Over centuries, a life’s work tends to be boiled down to a few well-known lines, or to vague adumbrations of half-forgotten plots. Who would dare to predict which plots will be remembered best or which lines will last longest?
Kierkegaard’s ‘Life can only be understood backwards; but it must be lived forwards’ is trotted out comparatively regularly. Although it comes from his journals rather than one of his major works, it has survived because it contains that essential ring of truth: it translates into a simple aphorism ‘What oft was thought but ne’er so well expressed.’

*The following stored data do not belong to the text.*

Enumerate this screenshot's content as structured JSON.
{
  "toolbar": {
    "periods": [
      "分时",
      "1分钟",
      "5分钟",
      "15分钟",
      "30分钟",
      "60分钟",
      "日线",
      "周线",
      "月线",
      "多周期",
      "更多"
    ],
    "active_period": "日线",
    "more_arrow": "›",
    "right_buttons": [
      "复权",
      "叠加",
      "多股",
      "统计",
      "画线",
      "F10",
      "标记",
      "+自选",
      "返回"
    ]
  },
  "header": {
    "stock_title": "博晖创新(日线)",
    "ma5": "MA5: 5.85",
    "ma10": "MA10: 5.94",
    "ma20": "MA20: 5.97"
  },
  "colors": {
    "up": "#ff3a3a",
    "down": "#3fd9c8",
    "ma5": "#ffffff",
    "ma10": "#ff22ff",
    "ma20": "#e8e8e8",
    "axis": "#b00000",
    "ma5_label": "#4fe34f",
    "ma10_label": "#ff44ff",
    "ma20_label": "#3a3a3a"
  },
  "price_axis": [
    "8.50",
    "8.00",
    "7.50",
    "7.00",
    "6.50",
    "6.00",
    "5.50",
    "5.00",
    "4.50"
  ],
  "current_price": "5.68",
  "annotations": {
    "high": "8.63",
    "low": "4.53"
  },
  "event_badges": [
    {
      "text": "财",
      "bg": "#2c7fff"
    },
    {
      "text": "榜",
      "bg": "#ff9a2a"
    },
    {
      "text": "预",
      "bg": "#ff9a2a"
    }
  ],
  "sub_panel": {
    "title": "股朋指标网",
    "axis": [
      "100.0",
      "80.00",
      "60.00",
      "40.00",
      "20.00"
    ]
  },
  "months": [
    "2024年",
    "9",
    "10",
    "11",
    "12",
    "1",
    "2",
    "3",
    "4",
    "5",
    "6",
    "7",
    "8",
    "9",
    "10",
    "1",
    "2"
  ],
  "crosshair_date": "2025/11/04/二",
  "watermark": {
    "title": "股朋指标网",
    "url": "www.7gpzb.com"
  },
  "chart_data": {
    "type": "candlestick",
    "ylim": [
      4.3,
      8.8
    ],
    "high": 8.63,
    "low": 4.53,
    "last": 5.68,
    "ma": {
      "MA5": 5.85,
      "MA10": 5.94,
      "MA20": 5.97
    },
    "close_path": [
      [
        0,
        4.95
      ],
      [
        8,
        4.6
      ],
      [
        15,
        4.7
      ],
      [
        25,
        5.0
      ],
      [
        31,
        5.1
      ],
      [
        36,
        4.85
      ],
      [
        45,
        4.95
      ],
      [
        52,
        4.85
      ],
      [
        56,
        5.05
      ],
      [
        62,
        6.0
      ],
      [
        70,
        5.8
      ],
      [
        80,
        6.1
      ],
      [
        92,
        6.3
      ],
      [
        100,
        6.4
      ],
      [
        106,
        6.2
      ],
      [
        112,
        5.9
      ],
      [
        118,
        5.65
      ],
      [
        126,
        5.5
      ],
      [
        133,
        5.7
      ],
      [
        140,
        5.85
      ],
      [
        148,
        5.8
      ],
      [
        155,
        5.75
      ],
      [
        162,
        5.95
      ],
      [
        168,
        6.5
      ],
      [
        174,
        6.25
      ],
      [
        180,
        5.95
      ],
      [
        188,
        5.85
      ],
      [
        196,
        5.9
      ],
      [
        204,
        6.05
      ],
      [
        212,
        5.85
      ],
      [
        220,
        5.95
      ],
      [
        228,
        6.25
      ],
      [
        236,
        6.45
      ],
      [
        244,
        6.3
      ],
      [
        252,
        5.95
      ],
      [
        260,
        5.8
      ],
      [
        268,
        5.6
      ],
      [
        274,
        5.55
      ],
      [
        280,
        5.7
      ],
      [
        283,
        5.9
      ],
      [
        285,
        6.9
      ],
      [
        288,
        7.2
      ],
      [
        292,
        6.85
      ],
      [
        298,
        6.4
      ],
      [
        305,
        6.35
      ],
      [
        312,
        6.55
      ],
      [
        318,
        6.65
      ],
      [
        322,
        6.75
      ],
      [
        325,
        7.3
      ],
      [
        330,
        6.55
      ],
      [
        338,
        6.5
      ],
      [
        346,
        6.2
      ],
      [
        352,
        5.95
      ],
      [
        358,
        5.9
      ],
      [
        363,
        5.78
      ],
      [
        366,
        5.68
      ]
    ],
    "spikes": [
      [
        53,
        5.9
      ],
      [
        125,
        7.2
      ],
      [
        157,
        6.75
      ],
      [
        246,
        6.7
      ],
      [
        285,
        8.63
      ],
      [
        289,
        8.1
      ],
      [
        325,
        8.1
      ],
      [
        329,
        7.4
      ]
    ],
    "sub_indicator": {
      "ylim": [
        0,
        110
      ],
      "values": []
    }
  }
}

Compelled, as we are, to live forwards, it seems natural to spend the first month of the year looking ahead to 2011. From a long perspective, we’re in an interesting place right now –a decade into the century, but without any obvious Zeitgeist-defining work of literature. Perhaps significantly, two of the most eagerly-awaited books of the new year are posthumous publications: The Pale King, by David Foster Wallace, is expected to be released on April 15th; Los Sinsabores del verdadero policia is the latest in a wearying line of Roberto Bolaño novels, most of which seem to be sketches towards his twin masterpieces, Los Detectivos Salvajes and 2666. English translations of Rimbaud (by John Ashbery) and Roussel (Impressions of Africa) are also forthcoming.
Back to living writers: there’s new work from Haruki Murakami, Anne Enright and Alan Hollinghurst (amongst many others) to look forward to. Any indications of the direction literature will take over the next decade? Returning to Kierkegaard, that can only be understood backwards, although it’s encouraging to see that the best new British writing appears to be increasingly multicultural: Kishwar Desai (the eventual winner), Nikesh Shukla, Aatish Taseer and Simon Thirsk (‘a fluent Welsh speaker’) made up the shortlist for the 2010 Costa first novel award. A new direction or an irrelevance? Time will tell.